Celebrations broke out in various parts of the US and beyond on Friday after the former cop was sentenced to 22.5 years in prison for Floyd's murder. The sentence fell short of the 30 years prosecutors had requested. And with good behavior, Chauvin, 45, could get out on parole after serving two-thirds of his sentence, or about 15 years. Chauvin also faces an upcoming federal civil rights trial, the results of which could add to his sentence.

Judge Peter Cahill went beyond the 12 1/2-year sentence prescribed under state guidelines, citing Chauvin's "abuse of a position of trust and authority and also the particular cruelty" shown to Floyd.

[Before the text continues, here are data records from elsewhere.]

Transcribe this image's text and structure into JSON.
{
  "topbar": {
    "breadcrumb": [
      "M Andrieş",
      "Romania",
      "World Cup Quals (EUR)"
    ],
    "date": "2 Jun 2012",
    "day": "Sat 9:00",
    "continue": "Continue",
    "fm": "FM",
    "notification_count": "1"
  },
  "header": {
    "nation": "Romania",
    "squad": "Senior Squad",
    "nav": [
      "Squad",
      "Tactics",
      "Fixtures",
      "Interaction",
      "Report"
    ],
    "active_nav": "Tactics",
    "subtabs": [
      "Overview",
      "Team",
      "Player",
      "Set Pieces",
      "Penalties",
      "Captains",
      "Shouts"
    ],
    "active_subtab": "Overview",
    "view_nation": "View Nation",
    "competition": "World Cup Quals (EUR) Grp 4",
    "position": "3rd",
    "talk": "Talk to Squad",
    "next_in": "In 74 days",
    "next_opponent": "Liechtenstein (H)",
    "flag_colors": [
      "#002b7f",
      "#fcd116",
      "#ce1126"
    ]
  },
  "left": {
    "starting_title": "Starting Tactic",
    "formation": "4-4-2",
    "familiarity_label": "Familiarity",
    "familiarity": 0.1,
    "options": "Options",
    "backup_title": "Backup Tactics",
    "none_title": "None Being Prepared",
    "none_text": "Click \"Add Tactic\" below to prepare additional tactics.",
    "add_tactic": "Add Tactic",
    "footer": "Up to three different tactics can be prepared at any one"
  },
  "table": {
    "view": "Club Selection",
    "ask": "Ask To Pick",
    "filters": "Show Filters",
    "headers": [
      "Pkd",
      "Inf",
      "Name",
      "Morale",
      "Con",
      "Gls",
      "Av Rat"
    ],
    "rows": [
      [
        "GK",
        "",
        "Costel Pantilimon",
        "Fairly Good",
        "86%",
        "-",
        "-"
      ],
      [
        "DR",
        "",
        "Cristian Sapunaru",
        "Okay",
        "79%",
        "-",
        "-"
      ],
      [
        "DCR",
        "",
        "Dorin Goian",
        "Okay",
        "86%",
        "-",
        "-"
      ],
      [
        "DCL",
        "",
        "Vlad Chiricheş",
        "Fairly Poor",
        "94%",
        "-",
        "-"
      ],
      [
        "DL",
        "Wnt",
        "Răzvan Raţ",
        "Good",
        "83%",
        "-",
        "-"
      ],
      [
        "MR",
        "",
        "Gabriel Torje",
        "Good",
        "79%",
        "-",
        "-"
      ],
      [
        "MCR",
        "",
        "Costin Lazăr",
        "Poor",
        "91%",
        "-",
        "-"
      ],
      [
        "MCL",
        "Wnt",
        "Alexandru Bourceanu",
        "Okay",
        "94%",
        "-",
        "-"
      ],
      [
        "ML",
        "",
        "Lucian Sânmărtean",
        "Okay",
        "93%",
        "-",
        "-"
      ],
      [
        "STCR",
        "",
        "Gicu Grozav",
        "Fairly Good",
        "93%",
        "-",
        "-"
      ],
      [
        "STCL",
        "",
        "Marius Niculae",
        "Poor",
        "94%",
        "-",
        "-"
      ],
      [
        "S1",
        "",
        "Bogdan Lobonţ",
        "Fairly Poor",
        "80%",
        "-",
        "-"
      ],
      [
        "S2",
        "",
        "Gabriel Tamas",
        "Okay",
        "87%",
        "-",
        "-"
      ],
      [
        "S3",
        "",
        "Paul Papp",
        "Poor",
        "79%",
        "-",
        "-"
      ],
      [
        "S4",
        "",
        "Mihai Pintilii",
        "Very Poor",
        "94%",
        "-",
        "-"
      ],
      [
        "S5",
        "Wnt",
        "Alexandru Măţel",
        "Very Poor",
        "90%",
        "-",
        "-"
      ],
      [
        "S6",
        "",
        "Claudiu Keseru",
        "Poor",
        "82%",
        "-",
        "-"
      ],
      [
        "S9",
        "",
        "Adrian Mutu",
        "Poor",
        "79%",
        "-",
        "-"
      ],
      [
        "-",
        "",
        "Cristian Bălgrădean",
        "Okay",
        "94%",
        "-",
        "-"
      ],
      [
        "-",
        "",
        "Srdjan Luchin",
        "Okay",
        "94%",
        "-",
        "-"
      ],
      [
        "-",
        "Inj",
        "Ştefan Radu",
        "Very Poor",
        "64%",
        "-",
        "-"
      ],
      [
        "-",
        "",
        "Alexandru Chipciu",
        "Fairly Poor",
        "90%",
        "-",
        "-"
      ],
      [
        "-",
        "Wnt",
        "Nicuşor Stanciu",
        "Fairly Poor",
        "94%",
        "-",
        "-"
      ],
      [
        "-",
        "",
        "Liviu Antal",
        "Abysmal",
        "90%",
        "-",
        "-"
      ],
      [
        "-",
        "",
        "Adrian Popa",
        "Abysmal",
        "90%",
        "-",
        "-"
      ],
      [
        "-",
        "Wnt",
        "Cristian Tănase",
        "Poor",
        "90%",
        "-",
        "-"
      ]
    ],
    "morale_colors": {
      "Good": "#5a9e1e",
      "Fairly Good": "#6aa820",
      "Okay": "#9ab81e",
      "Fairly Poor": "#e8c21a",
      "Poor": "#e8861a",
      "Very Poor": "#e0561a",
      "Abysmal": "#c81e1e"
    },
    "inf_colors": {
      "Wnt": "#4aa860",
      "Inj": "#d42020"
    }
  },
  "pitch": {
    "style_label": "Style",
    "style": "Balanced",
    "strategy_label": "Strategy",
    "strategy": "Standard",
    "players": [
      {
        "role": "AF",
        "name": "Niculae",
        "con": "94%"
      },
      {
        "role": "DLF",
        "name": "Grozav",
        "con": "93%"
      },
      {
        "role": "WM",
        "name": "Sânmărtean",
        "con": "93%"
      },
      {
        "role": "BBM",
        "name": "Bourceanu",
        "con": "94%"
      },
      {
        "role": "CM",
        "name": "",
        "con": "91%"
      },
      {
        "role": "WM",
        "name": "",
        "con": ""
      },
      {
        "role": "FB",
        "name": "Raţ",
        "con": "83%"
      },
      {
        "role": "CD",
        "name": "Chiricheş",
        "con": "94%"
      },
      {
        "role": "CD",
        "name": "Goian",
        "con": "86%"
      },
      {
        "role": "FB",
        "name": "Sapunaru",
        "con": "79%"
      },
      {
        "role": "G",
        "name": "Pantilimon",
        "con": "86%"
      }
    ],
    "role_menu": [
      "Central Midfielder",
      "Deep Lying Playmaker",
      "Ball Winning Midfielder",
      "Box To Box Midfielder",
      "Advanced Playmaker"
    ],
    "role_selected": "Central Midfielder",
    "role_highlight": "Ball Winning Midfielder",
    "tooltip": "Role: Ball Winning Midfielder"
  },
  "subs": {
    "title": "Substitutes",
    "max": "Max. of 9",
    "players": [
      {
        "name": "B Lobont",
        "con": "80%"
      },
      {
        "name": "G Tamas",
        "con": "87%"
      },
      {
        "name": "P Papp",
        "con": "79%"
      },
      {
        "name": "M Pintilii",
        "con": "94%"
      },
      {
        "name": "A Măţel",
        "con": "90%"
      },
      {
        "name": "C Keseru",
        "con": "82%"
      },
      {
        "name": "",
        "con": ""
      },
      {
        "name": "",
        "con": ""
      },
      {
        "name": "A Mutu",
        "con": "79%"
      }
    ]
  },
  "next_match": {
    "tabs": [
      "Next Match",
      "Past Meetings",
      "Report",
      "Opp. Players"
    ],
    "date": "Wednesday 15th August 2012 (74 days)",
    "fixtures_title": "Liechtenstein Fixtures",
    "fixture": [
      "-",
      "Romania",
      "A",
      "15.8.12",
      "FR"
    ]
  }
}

The punishment - which came after Chauvin broke his yearlong silence to offer condolences to the Floyd family and express hope that they eventually have "some peace of mind" - is one of the longest prison terms ever imposed on a US police officer in the killing of a Black person. At the same time, going by public opinion, it is "not enough".

Floyd family members, protesters and countless others online were disappointed by the sentence. And while some cheered, others cursed in disgust, wondering whether the sentence was long enough. "Just because it's the most time doesn't mean it's enough time," said Minneapolis protest leader Nekima Levy Armstrong.

Floyd's nephew Brandon Williams said the sentence was insufficient, "when you think about George being murdered, in cold blood with a knee on his neck for 9 minutes and 29 seconds execution-style in broad daylight." LaTonya Floyd, George Floyd's sister, said of the punishment: "That's nothing. That's nothing. He should have got the max, period."

Twitter users seem to concur. Over the last few hours, the phrase "Not enough" has become a trending topic on the microblogging platform, with many railing against the situation.

"The man stood on another man’s neck in full view of witnesses for nine minutes, killing him. Is there a reason why he didn’t get the max 40 years?" read one outraged post.

"Sickening that Derek Chauvin, a white cop who’s shown no remorse, gets 22.5 years but may only serve 15 years with good behavior for murdering George Floyd - while Willie Simmons, a Black Army vet, is serving a life sentence without the possibility of parole for stealing $9," countered another.

But even amid the outcry, many acknowledged that while this might seem inadequate, it is also a rather rare occurrence. Till date, the list of cases wherein officers accused of brutality or other misconduct against Black people have gone to trial and been sentenced remains rather short. The list of acquittals and mistrials, in contrast, is far longer.

"22.5 years To Derek Chauvin some people will say not enough some will say too much. I however say this is the start of actual accountability. Let’s ride on that wave for a while," summed up one user.